One of the most extensive parts of the book is about Elizabeth Spiegel’s junior high chess class. Spiegel takes young, poor, disadvantaged children from bad parts of town and trains them to be chess masters. Tough talks about the way Spiegel teaches her students to be good at chess, and it always involves the students learning from their failures. Whenever they lose a game of chess, they have to go back through every move with her and determine where it was that they lost the game and what they would have needed to change in order to win. This teaching style, which bled over to her students and became a part of their learning style, is ideal for analyzing how to be more successful in life. There’s even a story in the book about Tough interviewing Spiegel while the students were playing a game (not chess). One student had gotten mad because another student had taken his ball and then there was name calling, and he took his ball back and wouldn’t let anyone use it; they are middle schoolers. One of the students approached Spiegel and started to complain about how none of the students wanted to play with him anymore, so she asked him to look back over what had happened, just like she would have done with a chess game, and have him isolate the point where one of his choices led to his friends not wanting to play with him. He thought and realized that the moment when he had taken his ball back, his friends saw him as selfish, and the rest of the moves played out until all of his “chess pieces” had gone over to the other side of the board and joined another team. He walked through the incident, saw how his choice had determined one of many possible outcomes, and still stormed off upset, because he was an 8th-grader who wanted to see the other kids get in trouble. However, he did learn that, just like in chess, his actions had inevitable consequences, and that he could change certain consequences by changing his actions.
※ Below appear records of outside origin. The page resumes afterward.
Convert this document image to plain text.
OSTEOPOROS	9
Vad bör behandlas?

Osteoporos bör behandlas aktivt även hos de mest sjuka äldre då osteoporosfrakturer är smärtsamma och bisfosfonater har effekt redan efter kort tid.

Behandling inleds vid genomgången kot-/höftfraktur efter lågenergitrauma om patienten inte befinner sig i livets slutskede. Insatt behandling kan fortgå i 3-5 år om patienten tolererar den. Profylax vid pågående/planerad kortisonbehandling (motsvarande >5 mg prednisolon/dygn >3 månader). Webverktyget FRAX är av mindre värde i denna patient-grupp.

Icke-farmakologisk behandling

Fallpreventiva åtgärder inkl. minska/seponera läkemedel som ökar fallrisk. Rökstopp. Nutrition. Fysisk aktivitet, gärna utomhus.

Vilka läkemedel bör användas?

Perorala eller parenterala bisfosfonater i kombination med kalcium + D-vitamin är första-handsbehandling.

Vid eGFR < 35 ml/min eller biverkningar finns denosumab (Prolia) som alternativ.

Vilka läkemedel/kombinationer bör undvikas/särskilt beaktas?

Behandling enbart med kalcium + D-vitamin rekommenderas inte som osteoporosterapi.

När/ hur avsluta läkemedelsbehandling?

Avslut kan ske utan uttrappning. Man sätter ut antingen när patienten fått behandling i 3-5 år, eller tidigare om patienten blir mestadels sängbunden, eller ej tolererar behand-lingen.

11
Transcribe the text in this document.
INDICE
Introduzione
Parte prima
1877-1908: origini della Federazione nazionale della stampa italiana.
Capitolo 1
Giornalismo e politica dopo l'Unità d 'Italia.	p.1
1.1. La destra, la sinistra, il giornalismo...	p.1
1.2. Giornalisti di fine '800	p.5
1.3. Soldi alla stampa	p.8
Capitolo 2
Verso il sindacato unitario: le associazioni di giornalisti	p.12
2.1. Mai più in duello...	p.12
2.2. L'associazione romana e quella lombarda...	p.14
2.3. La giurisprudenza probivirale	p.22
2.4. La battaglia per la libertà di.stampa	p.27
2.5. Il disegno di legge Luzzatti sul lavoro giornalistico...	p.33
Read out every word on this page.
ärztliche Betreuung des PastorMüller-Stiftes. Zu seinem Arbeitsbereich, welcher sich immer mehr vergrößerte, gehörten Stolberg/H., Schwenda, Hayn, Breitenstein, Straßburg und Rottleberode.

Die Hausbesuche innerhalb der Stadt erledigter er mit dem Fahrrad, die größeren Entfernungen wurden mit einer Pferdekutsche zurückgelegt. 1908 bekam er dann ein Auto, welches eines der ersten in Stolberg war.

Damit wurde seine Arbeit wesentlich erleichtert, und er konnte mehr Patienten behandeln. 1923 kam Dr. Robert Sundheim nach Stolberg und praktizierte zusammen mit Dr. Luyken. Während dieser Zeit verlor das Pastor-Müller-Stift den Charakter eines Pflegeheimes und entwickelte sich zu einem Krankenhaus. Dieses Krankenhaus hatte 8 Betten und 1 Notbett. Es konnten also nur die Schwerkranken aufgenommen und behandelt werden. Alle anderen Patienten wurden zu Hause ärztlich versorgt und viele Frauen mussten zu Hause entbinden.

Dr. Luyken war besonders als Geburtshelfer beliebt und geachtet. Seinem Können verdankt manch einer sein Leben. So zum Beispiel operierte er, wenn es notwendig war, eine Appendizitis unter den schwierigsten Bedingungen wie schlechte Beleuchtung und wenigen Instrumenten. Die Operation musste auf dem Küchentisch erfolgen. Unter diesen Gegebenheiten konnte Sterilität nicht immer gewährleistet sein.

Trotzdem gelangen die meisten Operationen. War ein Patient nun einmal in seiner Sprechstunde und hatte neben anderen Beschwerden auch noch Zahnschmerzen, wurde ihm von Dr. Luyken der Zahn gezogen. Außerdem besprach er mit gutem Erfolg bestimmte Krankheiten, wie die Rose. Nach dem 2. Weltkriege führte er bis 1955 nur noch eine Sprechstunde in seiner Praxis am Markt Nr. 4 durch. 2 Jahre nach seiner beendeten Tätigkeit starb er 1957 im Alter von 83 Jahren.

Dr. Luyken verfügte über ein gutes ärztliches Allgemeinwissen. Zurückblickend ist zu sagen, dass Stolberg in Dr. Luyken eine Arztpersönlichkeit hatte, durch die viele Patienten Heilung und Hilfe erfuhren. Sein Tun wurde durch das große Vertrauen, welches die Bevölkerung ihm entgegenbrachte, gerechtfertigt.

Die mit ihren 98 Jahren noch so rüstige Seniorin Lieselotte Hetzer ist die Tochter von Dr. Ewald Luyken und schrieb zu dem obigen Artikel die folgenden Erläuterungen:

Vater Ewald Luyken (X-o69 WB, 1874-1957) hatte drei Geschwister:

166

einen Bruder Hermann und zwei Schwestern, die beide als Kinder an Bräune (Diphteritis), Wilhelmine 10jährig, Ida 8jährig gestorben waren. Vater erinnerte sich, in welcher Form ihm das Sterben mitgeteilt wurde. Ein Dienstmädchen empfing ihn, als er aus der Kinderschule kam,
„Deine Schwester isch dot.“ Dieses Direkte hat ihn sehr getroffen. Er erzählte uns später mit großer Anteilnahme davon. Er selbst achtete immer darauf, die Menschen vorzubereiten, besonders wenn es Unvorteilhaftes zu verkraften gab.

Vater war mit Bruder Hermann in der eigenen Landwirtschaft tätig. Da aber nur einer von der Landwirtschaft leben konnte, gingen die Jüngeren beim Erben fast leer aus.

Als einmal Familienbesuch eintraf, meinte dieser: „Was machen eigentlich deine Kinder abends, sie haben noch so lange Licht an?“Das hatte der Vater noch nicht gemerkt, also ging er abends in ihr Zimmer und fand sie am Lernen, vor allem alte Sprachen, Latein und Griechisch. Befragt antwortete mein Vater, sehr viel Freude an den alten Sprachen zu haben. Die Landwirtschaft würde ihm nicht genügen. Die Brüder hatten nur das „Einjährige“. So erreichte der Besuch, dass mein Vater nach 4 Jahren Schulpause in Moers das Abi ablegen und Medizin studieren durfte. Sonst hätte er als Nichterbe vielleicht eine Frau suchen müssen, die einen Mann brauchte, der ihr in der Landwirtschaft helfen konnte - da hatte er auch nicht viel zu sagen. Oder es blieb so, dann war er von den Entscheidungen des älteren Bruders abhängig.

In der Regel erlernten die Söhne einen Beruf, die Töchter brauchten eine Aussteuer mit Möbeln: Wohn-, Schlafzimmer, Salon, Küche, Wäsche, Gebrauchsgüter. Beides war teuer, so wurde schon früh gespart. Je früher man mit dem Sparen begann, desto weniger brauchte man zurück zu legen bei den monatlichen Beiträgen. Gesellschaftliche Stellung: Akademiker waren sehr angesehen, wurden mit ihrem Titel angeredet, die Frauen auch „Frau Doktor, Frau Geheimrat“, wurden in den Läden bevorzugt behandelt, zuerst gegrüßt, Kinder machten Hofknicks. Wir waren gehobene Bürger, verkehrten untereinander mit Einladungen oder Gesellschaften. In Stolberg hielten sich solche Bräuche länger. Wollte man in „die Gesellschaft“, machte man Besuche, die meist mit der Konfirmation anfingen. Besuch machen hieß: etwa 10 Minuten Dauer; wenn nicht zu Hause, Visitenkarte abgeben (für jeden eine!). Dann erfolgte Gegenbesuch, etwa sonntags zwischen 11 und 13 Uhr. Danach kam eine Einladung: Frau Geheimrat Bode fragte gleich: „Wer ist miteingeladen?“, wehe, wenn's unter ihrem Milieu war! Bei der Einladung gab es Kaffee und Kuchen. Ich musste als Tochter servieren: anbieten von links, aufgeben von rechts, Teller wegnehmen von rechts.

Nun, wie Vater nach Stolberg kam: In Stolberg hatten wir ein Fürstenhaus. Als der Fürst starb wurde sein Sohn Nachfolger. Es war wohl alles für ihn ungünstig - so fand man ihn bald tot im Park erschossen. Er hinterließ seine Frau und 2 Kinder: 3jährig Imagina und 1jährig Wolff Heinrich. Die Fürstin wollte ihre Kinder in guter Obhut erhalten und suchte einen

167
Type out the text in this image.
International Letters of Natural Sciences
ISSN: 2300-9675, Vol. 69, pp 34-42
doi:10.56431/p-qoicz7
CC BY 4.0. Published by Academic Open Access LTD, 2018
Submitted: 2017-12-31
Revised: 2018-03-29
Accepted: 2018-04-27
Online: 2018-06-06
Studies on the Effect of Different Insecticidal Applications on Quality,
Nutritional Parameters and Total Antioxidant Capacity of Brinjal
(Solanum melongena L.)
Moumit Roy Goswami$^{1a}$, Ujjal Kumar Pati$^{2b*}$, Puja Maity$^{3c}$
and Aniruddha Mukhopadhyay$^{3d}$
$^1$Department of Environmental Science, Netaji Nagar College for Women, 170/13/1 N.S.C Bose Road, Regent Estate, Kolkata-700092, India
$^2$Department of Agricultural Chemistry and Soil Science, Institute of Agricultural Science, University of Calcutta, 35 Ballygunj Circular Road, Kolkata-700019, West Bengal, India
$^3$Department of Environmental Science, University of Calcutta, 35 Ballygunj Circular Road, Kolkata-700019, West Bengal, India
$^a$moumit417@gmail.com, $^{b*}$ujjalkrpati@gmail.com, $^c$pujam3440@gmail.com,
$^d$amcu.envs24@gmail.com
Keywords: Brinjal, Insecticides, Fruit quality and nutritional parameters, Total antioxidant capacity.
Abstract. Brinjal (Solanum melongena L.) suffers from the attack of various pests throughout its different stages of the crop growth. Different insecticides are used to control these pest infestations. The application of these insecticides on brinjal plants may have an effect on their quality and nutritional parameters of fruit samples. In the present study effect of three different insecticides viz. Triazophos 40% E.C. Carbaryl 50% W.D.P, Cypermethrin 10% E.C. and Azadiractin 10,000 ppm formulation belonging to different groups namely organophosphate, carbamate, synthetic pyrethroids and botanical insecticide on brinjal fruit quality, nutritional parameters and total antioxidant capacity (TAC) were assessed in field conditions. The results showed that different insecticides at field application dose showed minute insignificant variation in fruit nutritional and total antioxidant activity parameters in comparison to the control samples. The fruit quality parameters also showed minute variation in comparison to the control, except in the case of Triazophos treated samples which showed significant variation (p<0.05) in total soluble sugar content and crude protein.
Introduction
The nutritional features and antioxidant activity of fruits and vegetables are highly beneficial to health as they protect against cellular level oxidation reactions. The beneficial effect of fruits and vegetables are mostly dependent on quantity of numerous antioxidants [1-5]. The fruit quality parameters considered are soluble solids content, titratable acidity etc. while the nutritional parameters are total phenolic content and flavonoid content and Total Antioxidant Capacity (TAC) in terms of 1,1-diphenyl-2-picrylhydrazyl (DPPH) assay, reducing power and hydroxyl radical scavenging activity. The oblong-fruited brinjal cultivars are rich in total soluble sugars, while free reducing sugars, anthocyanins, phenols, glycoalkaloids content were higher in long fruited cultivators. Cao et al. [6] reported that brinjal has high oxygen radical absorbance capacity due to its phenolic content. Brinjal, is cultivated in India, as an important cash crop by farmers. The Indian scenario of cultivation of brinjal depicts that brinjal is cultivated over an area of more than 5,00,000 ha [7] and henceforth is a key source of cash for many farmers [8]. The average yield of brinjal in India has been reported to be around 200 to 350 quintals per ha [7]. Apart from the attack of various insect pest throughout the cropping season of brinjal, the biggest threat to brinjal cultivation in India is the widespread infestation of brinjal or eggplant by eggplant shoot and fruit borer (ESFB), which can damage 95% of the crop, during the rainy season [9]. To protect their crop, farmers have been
That’s just one piece of this book which is an excellent read for any current or future teacher or parent. If we really want our kids (whether that means our students or our offspring) to be successful, we don’t have to shield them from failure. We need to teach them how to manage it, and then let them fall down and get back up again on their own. If a child is equipped to manage traumatic events when they happen, they will probably grow up into the kind of adult who fails a class in college, recognizes what choices and circumstances led up to his failure, and then makes a plan for next time, learning from his mistakes. If a parent is willing to let their child go through these learning experiences, the child will grow up into a responsible adult even faster.
Overall, an excellent book that I would gladly recommend. The writing keeps you pushing through the book, and Tough does a great job of turning non-fiction into a page turner. He’s written another book about Geoffrey Canada’s success, Whatever It Takes. I’m excited to get to that one once I get my hands on a copy, and I’m sure it will be just as good as How Children Succeed.